By the sound of it, Gabrieland would have been a darned sight better than the Millennium Dome turned out. Admits Gabriel, "I would have done it differently if I'd have had that budget"--over $1 billion--"and the Dome has certainly been the most unpopular project in Britain, probably in my lifetime. But in a way that was also, perversely, an attraction. I always find interesting the struggle between two potentially opposing forces."
Such struggle is certainly something Gabriel knows a lot about, as a man who started out as a soul drummer and became the singer in a progressive rock band; a superstar who quit Genesis to be alone but has constantly surrounded himself with collaborators ever since; a nature-loving former hippie ("my hippie past is no secret--I mean, I'm someone who dressed up as a flower!") who loves computers and virtual reality; and a self-described "tight-assed Englishman" who has regularly indulged in the highly un-English pursuit of psychotherapy (where the most important thing he learned is "that you probably can't find happiness until you find sadness..."). His whole life and art, Gabriel says, have been a battle of opposites.

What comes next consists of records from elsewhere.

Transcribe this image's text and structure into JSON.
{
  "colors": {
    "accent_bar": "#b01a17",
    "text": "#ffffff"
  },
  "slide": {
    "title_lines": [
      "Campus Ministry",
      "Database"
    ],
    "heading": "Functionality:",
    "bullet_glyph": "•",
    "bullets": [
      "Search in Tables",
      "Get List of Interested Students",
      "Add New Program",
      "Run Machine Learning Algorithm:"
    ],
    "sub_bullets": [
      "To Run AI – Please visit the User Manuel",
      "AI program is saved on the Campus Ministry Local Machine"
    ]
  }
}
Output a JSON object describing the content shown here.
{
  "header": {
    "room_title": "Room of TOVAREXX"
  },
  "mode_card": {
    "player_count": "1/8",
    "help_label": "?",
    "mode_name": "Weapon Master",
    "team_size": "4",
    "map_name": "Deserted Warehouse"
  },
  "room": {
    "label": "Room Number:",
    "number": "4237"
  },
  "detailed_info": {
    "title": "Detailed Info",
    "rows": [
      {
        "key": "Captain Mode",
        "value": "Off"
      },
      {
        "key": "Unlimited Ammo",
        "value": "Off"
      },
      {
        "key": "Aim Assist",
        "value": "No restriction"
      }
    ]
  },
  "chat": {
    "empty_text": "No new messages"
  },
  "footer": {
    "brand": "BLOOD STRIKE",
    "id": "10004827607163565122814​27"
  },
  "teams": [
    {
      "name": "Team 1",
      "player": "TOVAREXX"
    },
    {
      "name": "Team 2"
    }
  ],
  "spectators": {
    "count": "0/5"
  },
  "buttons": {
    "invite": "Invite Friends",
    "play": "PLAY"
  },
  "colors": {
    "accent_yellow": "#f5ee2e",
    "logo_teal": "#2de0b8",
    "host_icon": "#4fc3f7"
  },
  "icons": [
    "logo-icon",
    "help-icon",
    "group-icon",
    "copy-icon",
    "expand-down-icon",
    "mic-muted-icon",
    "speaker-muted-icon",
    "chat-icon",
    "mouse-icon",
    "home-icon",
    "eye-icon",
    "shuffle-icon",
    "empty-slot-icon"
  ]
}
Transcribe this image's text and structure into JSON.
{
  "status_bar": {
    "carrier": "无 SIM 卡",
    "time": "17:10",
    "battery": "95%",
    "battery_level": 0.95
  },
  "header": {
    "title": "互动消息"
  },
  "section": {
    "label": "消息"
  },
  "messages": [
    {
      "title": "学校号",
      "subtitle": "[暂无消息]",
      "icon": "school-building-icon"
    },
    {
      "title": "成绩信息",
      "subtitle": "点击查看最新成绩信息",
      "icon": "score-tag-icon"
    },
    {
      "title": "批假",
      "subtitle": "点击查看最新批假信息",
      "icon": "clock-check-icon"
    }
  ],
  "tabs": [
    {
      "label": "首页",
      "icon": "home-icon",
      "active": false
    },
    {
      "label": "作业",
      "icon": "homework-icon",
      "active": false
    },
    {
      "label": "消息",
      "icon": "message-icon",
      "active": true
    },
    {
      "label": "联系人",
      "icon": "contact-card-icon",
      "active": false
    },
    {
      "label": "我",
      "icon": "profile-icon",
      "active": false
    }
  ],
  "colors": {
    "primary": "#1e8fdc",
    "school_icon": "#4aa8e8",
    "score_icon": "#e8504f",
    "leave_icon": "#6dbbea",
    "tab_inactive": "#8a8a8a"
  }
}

"I think that comes from my mom and dad. My dad's an electrical engineer, an inventor--reserved, shy, and analytical. My mom's more instinctive and emotional--music, classical, is her big thing. And I've got both. I have a depressive part of my nature and a hopeful, energetic side, more loving life and laughter. There is a sadness in a lot of the music I like, and I've always found it much, much easier to write miserable music than joyful music, but I'd love to do a bit of both."
Judging by his next album's title, Up, and by "Father, Son"--a tranquil hymn written after a powerful "breakthrough" week spent alone with his father ("he's getting old, and I felt I hadn't really bonded with him as much as I wanted...") that was originally intended for Up but requisitioned for OVO--Gabriel would appear to have done just that. "I am more comfortable with myself than I used to be. I got to what I felt was a light place--but only by pushing out the gunge," he smiles, adding, "It still oscillates between moments of depression and moments of joy and happiness."